I would pack lumber or throw slabs in the chipper as they came off the saw. I guess when I was around 15, I bought a 08 Stihl saw from my grandfather (he was the local Stihl dealer). I started cutting 5′ pulpwood and hauling it on a trailer behind the farm tractor up to Gladys to Continental Can Company. I could haul about a cord and a half on it.

My dad cosigned a note for me to buy my first skidder at 17, a John Deere 440A for $6500.00. I loaded the logs and wood with a 1530 John Deere tractor. (same one you might see in some pictures I sent). I worked after school and on Saturdays to make that skidder payment. By that time, I had purchased a 1968 Dodge 2-ton single axle truck, I got this guy to help me, and we put a dead axle under it. When I was not hung up, I could haul 2500-2800 feet of good logs.

I got out of high school in 1976 and continued to log, bought a Husky knuckle boom and had a 15” Mobark feller – buncher mounted on a 951 Cat loader and had bought a new 518 Cat Skidder and later put a grapple on it. I had upgraded to 2 DM model live tandem Mack trucks. I was doing good until in 1981 when two of my men died in accidents.

The first one wrecked one of the Mack trucks with a load of 24’ long oak wood headed to Riverville between Concord and Appomattox; the other accident happened when a tree I had just cut but was not grabbed by one of the arms in the feller buncher hit my man across the head in Chatham. I continued to log for another 2 years but my heart was not it. I loved logging more than anything I had ever done but the markets were very bad in 1982 and I stopped logging in December.

I went to work at my family’s (two uncles & father) new wood treatment plant and stayed there until they all split up and started working at RockTenn Company almost 4 years. Next, I came to work in 1996 for Sonny Merryman as trailer shop manager. In 2016 as well as looking after the trailer shop, I started selling trailers, mostly forestry trailers like log, chip, and flat beds since I already had a lot of good contacts.

In 1990 a lady from our church, Kedron Baptist Gladys with the WMU (Women’s Missionary Union) asked if I would get a men’s Brotherhood ministry started and we started a month or two later with 20 men!

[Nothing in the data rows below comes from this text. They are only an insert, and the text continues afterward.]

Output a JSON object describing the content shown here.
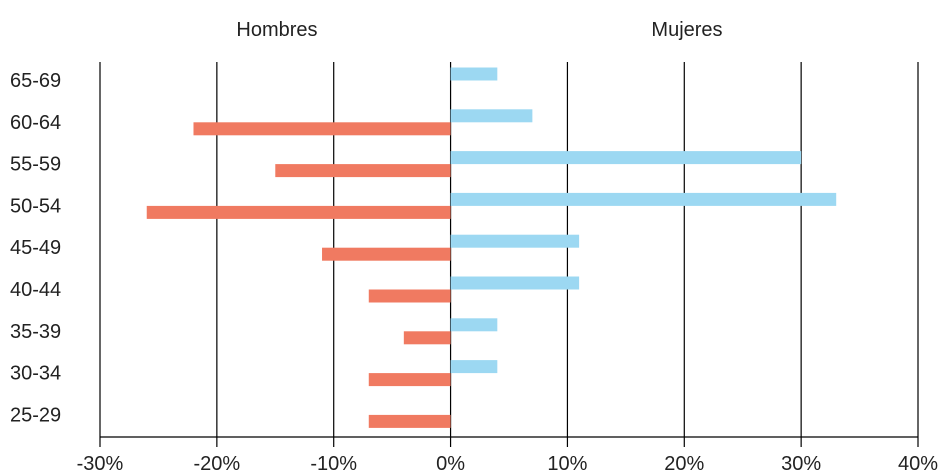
{
  "chart_data": {
    "type": "bar",
    "orientation": "horizontal",
    "title": "",
    "xlabel": "",
    "ylabel": "",
    "categories": [
      "65-69",
      "60-64",
      "55-59",
      "50-54",
      "45-49",
      "40-44",
      "35-39",
      "30-34",
      "25-29"
    ],
    "group_labels": {
      "left": "Hombres",
      "right": "Mujeres"
    },
    "series": [
      {
        "values": [
          0,
          -22,
          -15,
          -26,
          -11,
          -7,
          -4,
          -7,
          -7
        ],
        "color": "#f07a61"
      },
      {
        "values": [
          4,
          7,
          30,
          33,
          11,
          11,
          4,
          4,
          0
        ],
        "color": "#9cd8f2"
      }
    ],
    "xlim": [
      -30,
      40
    ],
    "x_ticks": [
      "-30%",
      "-20%",
      "-10%",
      "0%",
      "10%",
      "20%",
      "30%",
      "40%"
    ],
    "x_tick_values": [
      -30,
      -20,
      -10,
      0,
      10,
      20,
      30,
      40
    ],
    "grid": "vertical",
    "legend": "none"
  }
}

We have had some men die out or move and have new ones join. I have seen men bring their young sons to our group and now these young men are now adult men of their own. We have a GREAT group of men and we have done a variety of projects. We have built woodsheds, cut grass in many yards, trimmed countless shrubs, painted metal roofs, blown out a million gutter, helped move furniture, pianos, delivered food, and countless other things of kindness. After 31 years we are still going good.

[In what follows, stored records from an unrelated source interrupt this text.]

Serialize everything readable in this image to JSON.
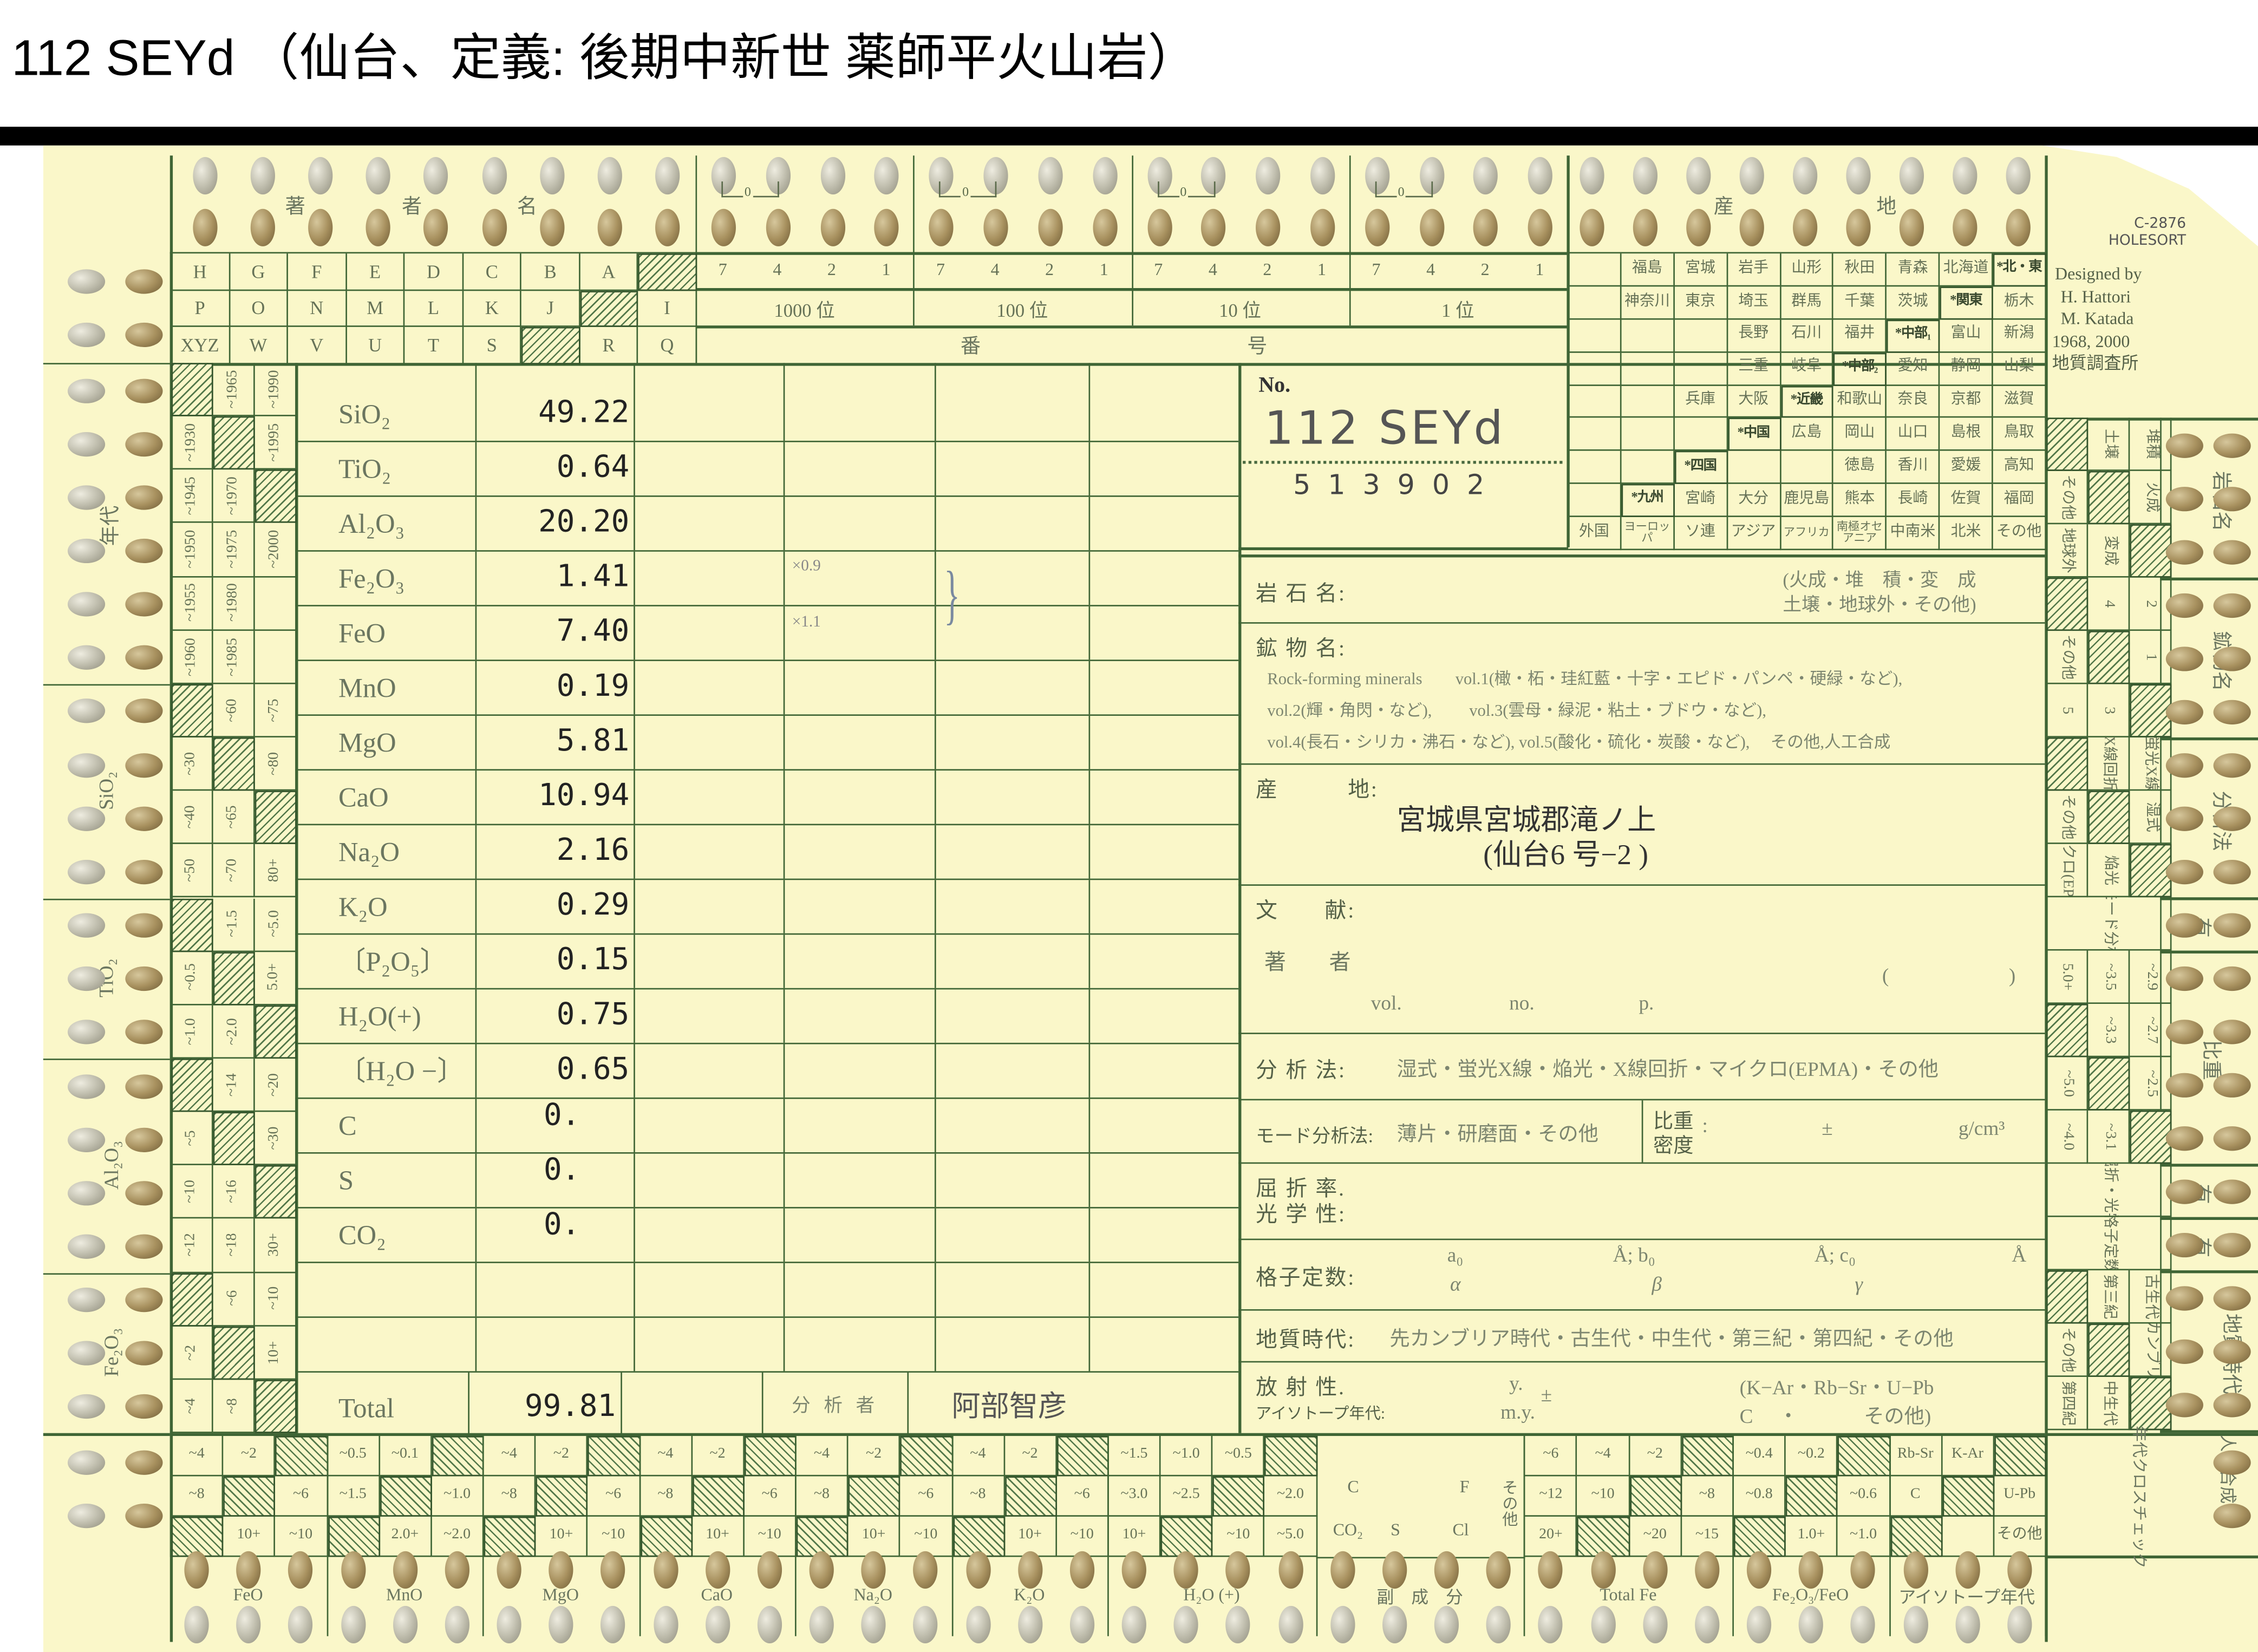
{
  "title": "112 SEYd （仙台、定義:  後期中新世  薬師平火山岩）",
  "header": {
    "author_label": [
      "著",
      "者",
      "名"
    ],
    "author_rows": [
      [
        "H",
        "G",
        "F",
        "E",
        "D",
        "C",
        "B",
        "A",
        "#"
      ],
      [
        "P",
        "O",
        "N",
        "M",
        "L",
        "K",
        "J",
        "#",
        "I"
      ],
      [
        "XYZ",
        "W",
        "V",
        "U",
        "T",
        "S",
        "#",
        "R",
        "Q"
      ]
    ],
    "number_digits": [
      "7",
      "4",
      "2",
      "1"
    ],
    "number_places": [
      "1000 位",
      "100 位",
      "10 位",
      "1 位"
    ],
    "number_label": [
      "番",
      "号"
    ],
    "zero_mark": "0",
    "locality_label": [
      "産",
      "地"
    ],
    "prefecture_rows": [
      [
        "",
        "福島",
        "宮城",
        "岩手",
        "山形",
        "秋田",
        "青森",
        "北海道",
        "*北・東"
      ],
      [
        "",
        "神奈川",
        "東京",
        "埼玉",
        "群馬",
        "千葉",
        "茨城",
        "*関東",
        "栃木"
      ],
      [
        "",
        "",
        "",
        "長野",
        "石川",
        "福井",
        "*中部₁",
        "富山",
        "新潟"
      ],
      [
        "",
        "",
        "",
        "三重",
        "岐阜",
        "*中部₂",
        "愛知",
        "静岡",
        "山梨"
      ],
      [
        "",
        "",
        "兵庫",
        "大阪",
        "*近畿",
        "和歌山",
        "奈良",
        "京都",
        "滋賀"
      ],
      [
        "",
        "",
        "",
        "*中国",
        "広島",
        "岡山",
        "山口",
        "島根",
        "鳥取"
      ],
      [
        "",
        "",
        "*四国",
        "",
        "",
        "徳島",
        "香川",
        "愛媛",
        "高知"
      ],
      [
        "",
        "*九州",
        "宮崎",
        "大分",
        "鹿児島",
        "熊本",
        "長崎",
        "佐賀",
        "福岡"
      ],
      [
        "外国",
        "ヨーロッパ",
        "ソ連",
        "アジア",
        "アフリカ",
        "南極オセアニア",
        "中南米",
        "北米",
        "その他"
      ]
    ]
  },
  "card_info": {
    "code": "C-2876",
    "brand": "HOLESORT",
    "designed_by": "Designed by",
    "designer_1": "H. Hattori",
    "designer_2": "M. Katada",
    "years": "1968, 2000",
    "org": "地質調査所"
  },
  "sample_no": {
    "label": "No.",
    "handwritten": "112 SEYd",
    "number": "5 1 3 9 0 2"
  },
  "analysis": {
    "rows": [
      {
        "oxide": "SiO₂",
        "value": "49.22"
      },
      {
        "oxide": "TiO₂",
        "value": "0.64"
      },
      {
        "oxide": "Al₂O₃",
        "value": "20.20"
      },
      {
        "oxide": "Fe₂O₃",
        "value": "1.41"
      },
      {
        "oxide": "FeO",
        "value": "7.40"
      },
      {
        "oxide": "MnO",
        "value": "0.19"
      },
      {
        "oxide": "MgO",
        "value": "5.81"
      },
      {
        "oxide": "CaO",
        "value": "10.94"
      },
      {
        "oxide": "Na₂O",
        "value": "2.16"
      },
      {
        "oxide": "K₂O",
        "value": "0.29"
      },
      {
        "oxide": "〔P₂O₅〕",
        "value": "0.15"
      },
      {
        "oxide": "H₂O(+)",
        "value": "0.75"
      },
      {
        "oxide": "〔H₂O −〕",
        "value": "0.65"
      },
      {
        "oxide": "C",
        "value": "0."
      },
      {
        "oxide": "S",
        "value": "0."
      },
      {
        "oxide": "CO₂",
        "value": "0."
      },
      {
        "oxide": "",
        "value": ""
      },
      {
        "oxide": "",
        "value": ""
      }
    ],
    "factor_fe2o3": "×0.9",
    "factor_feo": "×1.1",
    "brace": "}",
    "total_label": "Total",
    "total_value": "99.81",
    "analyst_label": "分 析 者",
    "analyst": "阿部智彦"
  },
  "fields": {
    "rock_name": {
      "label": "岩 石 名:",
      "options_1": "(火成・堆　積・変　成",
      "options_2": " 土壌・地球外・その他)"
    },
    "minerals": {
      "label": "鉱 物 名:",
      "line_1": "Rock-forming minerals　　vol.1(橄・柘・珪紅藍・十字・エピド・パンペ・硬緑・など),",
      "line_2": "vol.2(輝・角閃・など),　　 vol.3(雲母・緑泥・粘土・ブドウ・など),",
      "line_3": "vol.4(長石・シリカ・沸石・など), vol.5(酸化・硫化・炭酸・など),　 その他,人工合成"
    },
    "locality": {
      "label": "産　　　地:",
      "value_1": "宮城県宮城郡滝ノ上",
      "value_2": "(仙台6 号−2 )"
    },
    "literature": {
      "label": "文　　献:",
      "author_label": "著　　者",
      "paren_open": "(",
      "paren_close": ")",
      "vol": "vol.",
      "no": "no.",
      "p": "p."
    },
    "method": {
      "label": "分 析 法:",
      "options": "湿式・蛍光X線・焔光・X線回折・マイクロ(EPMA)・その他"
    },
    "mode": {
      "label": "モード分析法:",
      "options": "薄片・研磨面・その他",
      "sg_1": "比重",
      "sg_2": "密度",
      "colon": ":",
      "pm": "±",
      "unit": "g/cm³"
    },
    "refraction": {
      "label_1": "屈 折 率.",
      "label_2": "光 学 性:"
    },
    "lattice": {
      "label": "格子定数:",
      "a": "a₀",
      "b": "Å; b₀",
      "c": "Å; c₀",
      "ang": "Å",
      "alpha": "α",
      "beta": "β",
      "gamma": "γ"
    },
    "age": {
      "label": "地質時代:",
      "options": "先カンブリア時代・古生代・中生代・第三紀・第四紀・その他"
    },
    "radio": {
      "label_1": "放 射 性.",
      "label_2": "アイソトープ年代:",
      "y": "y.",
      "my": "m.y.",
      "pm": "±",
      "methods_1": "(K−Ar・Rb−Sr・U−Pb",
      "methods_2": " C　 ・　　　 その他)"
    }
  },
  "left_strip": {
    "groups": [
      {
        "label": "年代",
        "rows": [
          [
            "#",
            "~1965",
            "~1990"
          ],
          [
            "~1930",
            "#",
            "~1995"
          ],
          [
            "~1945",
            "~1970",
            "#"
          ],
          [
            "~1950",
            "~1975",
            "~2000"
          ],
          [
            "~1955",
            "~1980",
            ""
          ],
          [
            "~1960",
            "~1985",
            ""
          ]
        ]
      },
      {
        "label": "SiO₂",
        "rows": [
          [
            "#",
            "~60",
            "~75"
          ],
          [
            "~30",
            "#",
            "~80"
          ],
          [
            "~40",
            "~65",
            "#"
          ],
          [
            "~50",
            "~70",
            "80+"
          ]
        ]
      },
      {
        "label": "TiO₂",
        "rows": [
          [
            "#",
            "~1.5",
            "~5.0"
          ],
          [
            "~0.5",
            "#",
            "5.0+"
          ],
          [
            "~1.0",
            "~2.0",
            "#"
          ]
        ]
      },
      {
        "label": "Al₂O₃",
        "rows": [
          [
            "#",
            "~14",
            "~20"
          ],
          [
            "~5",
            "#",
            "~30"
          ],
          [
            "~10",
            "~16",
            "#"
          ],
          [
            "~12",
            "~18",
            "30+"
          ]
        ]
      },
      {
        "label": "Fe₂O₃",
        "rows": [
          [
            "#",
            "~6",
            "~10"
          ],
          [
            "~2",
            "#",
            "10+"
          ],
          [
            "~4",
            "~8",
            "#"
          ]
        ]
      }
    ]
  },
  "right_strip": {
    "groups": [
      {
        "label": "岩石名",
        "rows": [
          [
            "#",
            "土壌",
            "堆積"
          ],
          [
            "その他",
            "#",
            "火成"
          ],
          [
            "地球外",
            "変成",
            "#"
          ]
        ]
      },
      {
        "label": "鉱物名",
        "rows": [
          [
            "#",
            "4",
            "2"
          ],
          [
            "その他",
            "#",
            "1"
          ],
          [
            "5",
            "3",
            "#"
          ]
        ]
      },
      {
        "label": "分析法",
        "rows": [
          [
            "#",
            "X線回折",
            "蛍光X線"
          ],
          [
            "その他",
            "#",
            "湿式"
          ],
          [
            "マイクロ(EPMA)",
            "焔光",
            "#"
          ]
        ]
      },
      {
        "label": "有",
        "rows": [
          [
            "モード分析"
          ]
        ]
      },
      {
        "label": "比重",
        "rows": [
          [
            "5.0+",
            "~3.5",
            "~2.9"
          ],
          [
            "#",
            "~3.3",
            "~2.7"
          ],
          [
            "~5.0",
            "#",
            "~2.5"
          ],
          [
            "~4.0",
            "~3.1",
            "#"
          ]
        ]
      },
      {
        "label": "有",
        "rows": [
          [
            "屈折・光学"
          ]
        ]
      },
      {
        "label": "有",
        "rows": [
          [
            "格子定数"
          ]
        ]
      },
      {
        "label": "地質時代",
        "rows": [
          [
            "#",
            "第三紀",
            "古生代"
          ],
          [
            "その他",
            "#",
            "先カンブリア"
          ],
          [
            "第四紀",
            "中生代",
            "#"
          ]
        ]
      }
    ],
    "corner_label_1": "人工合成",
    "corner_label_2": "年代クロスチェック"
  },
  "bottom_strip": {
    "groups": [
      {
        "label": "FeO",
        "rows": [
          [
            "~4",
            "~2",
            "/"
          ],
          [
            "~8",
            "/",
            "~6"
          ],
          [
            "/",
            "10+",
            "~10"
          ]
        ]
      },
      {
        "label": "MnO",
        "rows": [
          [
            "~0.5",
            "~0.1",
            "/"
          ],
          [
            "~1.5",
            "/",
            "~1.0"
          ],
          [
            "/",
            "2.0+",
            "~2.0"
          ]
        ]
      },
      {
        "label": "MgO",
        "rows": [
          [
            "~4",
            "~2",
            "/"
          ],
          [
            "~8",
            "/",
            "~6"
          ],
          [
            "/",
            "10+",
            "~10"
          ]
        ]
      },
      {
        "label": "CaO",
        "rows": [
          [
            "~4",
            "~2",
            "/"
          ],
          [
            "~8",
            "/",
            "~6"
          ],
          [
            "/",
            "10+",
            "~10"
          ]
        ]
      },
      {
        "label": "Na₂O",
        "rows": [
          [
            "~4",
            "~2",
            "/"
          ],
          [
            "~8",
            "/",
            "~6"
          ],
          [
            "/",
            "10+",
            "~10"
          ]
        ]
      },
      {
        "label": "K₂O",
        "rows": [
          [
            "~4",
            "~2",
            "/"
          ],
          [
            "~8",
            "/",
            "~6"
          ],
          [
            "/",
            "10+",
            "~10"
          ]
        ]
      },
      {
        "label": "H₂O (+)",
        "rows": [
          [
            "~1.5",
            "~1.0",
            "~0.5",
            "/"
          ],
          [
            "~3.0",
            "~2.5",
            "/",
            "~2.0"
          ],
          [
            "10+",
            "/",
            "~10",
            "~5.0"
          ]
        ]
      },
      {
        "label": "副　成　分",
        "minor": {
          "c": "C",
          "f": "F",
          "co2": "CO₂",
          "s": "S",
          "cl": "Cl",
          "other": "その他"
        }
      },
      {
        "label": "Total Fe",
        "rows": [
          [
            "~6",
            "~4",
            "~2",
            "/"
          ],
          [
            "~12",
            "~10",
            "/",
            "~8"
          ],
          [
            "20+",
            "/",
            "~20",
            "~15"
          ]
        ]
      },
      {
        "label": "Fe₂O₃/FeO",
        "rows": [
          [
            "~0.4",
            "~0.2",
            "/"
          ],
          [
            "~0.8",
            "/",
            "~0.6"
          ],
          [
            "/",
            "1.0+",
            "~1.0"
          ]
        ]
      },
      {
        "label": "アイソトープ年代",
        "rows": [
          [
            "Rb-Sr",
            "K-Ar",
            "/"
          ],
          [
            "C",
            "/",
            "U-Pb"
          ],
          [
            "/",
            "",
            "その他"
          ]
        ]
      }
    ]
  },
  "colors": {
    "card": "#faf7c9",
    "line": "#3f6535",
    "ink": "#222222"
  }
}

A lot of us are getting older and we do have a few young ones coming along but not as many as I would like. God has blessed me with a good job and the means to buy a loader, log truck and other things to help with our ministry. We have a great bunch of men and some of them have “saw dust” in their blood like me.

We are SO blessed to have my neighbors David Morton and AL Hines who work during the week sometime and cut up and split wood. Last year we gave away roughly 160 pickup loads of wood to people in need in the community.

Bobby Nichols and Bo have donated wood as well as several folks who may have dead or blown over trees that we will go get up and haul away on that good looking brown Chevy Wood Chuck!

God has blessed us as a group in SO many ways with good men, keeping us safe, and support from individuals. We have received discounts on new chain saws we have bought from Philips Equipment in

Rustburg and Sonny Merryman has given me church discounts on the two trailers I bought (one flat we process the wood, and one van sitting on the ground) that stores our saws and supplies and wood splitters. Long Island Lumber and H&S Construction, of Long Island, VA graciously donated several dump – truck loads of firewood for their ministry. I think one of the best things for me was advice from my grandfather and father – “Love the lord, work hard and treat people honestly.”

Binnie made it clear as he shared his story of his love for wood and service to others. Binnie said, “I still love the smell of that fresh sawdust coming out of that sharp Stihl”.